Story-wise, Liberation follows Aveline as she navigates New Orleans and the Bayou in search of her mother, and answers for the mysteries surrounding the Spanish occupation of New Orleans. One of the great things in this title is that all the major players are actually female — our protagonist, the leader of the Bayou smugglers and Aveline’s step-mother, who often helps her smuggle slaves out of the city to freedom. Male characters generally act as supporting cast or antagonists, presenting an interesting take on gender roles in 18th century America; whilst officially the men are in charge, the women are the ones pushing the story’s events forwards.
An interesting dynamic is added in that there are “glitches” present in some of the cutscenes that are revealed to be moments of the story cut out by Abstergo to obscure the truth — references to the Templars are eliminated entirely, until they’re uncovered by a mysterious hacker going by Erudito. This name may be familiar to those who played the Facebook companion games for Assassin’s Creed II, where he/she played a similar role. In this case, Erudito (Italian for ‘truth’, by the way) introduces Citizen E to the simulation — randomly encountered NPCs who unlock the missing chunks of story when murdered. Whilst these missions are optional, they reveal a true ending to the game, beyond that unlocked by simply completing all the memory sequences. Other side missions seem more a diversion than any great contributor — I wasn’t able to figure out whether they changed much in the game environment.
Playing Liberation HD, you’re constantly reminded you’re neck-deep in a port of a handheld game. Veterans of the series will find it strange to see HUD elements that seem out of place in comparison to any other title in the franchise. Touchscreen gimmicks from the PS Vita have been clumsily translated into a traditional control scheme; Aveline has to hold the LT on Xbox 360 during moments where you can tell you’d be tapping the Vita touchscreen otherwise. For an otherwise well-rounded game, those sequences certainly take you out of the narrative, and rather harshly. Apart from that, controls are pretty much identical to other Assassin’s Creed iterations on console.
Graphically, Liberation HD looks better than its PS Vita counterpart, but that’s really to be expected.
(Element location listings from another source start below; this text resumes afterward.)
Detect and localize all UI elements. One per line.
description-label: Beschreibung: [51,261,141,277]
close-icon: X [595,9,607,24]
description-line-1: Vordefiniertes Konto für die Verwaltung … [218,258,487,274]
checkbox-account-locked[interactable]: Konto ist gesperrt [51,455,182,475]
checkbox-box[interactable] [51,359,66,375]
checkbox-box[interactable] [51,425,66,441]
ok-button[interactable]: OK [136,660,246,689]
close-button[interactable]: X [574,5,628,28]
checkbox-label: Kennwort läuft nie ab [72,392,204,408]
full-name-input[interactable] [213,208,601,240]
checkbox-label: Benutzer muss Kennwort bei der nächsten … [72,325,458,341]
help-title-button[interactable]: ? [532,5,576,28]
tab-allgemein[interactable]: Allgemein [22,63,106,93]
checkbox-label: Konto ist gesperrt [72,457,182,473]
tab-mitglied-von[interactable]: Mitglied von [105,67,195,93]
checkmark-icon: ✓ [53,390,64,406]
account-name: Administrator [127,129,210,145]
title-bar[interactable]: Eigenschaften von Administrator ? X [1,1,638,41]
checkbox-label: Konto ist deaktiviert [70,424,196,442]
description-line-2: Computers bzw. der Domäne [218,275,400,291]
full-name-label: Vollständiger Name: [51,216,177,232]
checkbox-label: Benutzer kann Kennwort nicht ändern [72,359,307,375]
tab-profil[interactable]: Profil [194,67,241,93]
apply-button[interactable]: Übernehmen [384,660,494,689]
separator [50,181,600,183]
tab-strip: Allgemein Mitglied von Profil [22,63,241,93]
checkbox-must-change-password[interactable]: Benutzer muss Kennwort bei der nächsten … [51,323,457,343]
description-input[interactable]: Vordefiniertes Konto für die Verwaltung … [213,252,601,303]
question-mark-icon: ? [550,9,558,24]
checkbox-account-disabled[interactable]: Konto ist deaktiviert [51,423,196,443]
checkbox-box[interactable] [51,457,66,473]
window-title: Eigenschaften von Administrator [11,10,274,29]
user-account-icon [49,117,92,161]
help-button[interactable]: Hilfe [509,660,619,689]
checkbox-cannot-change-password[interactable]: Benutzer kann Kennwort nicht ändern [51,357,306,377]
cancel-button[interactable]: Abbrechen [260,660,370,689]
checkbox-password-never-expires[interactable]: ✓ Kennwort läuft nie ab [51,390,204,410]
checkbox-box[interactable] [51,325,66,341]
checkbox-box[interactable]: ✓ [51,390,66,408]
If you’re a fan of the franchise and haven’t played the game on Vita before, this game is definitely one to consider. Liberation HD is not as free and fun as Assassin’s Creed II or the recently-released Assassin’s Creed IV: Black Flag, but it’s certainly not as restrictive as its one-time release brother, Assassin’s Creed III. If you have played through the Vita title before, it might not be a game you want to revisit again for $25 AUD, especially considering most of us have moved on to next-gen affairs. Additionally, achievement hunters beware: this is an Xbox 360 “Arcade” title and, as such, only has 400 gamerscore attributed to it. Purchase wisely, gamers.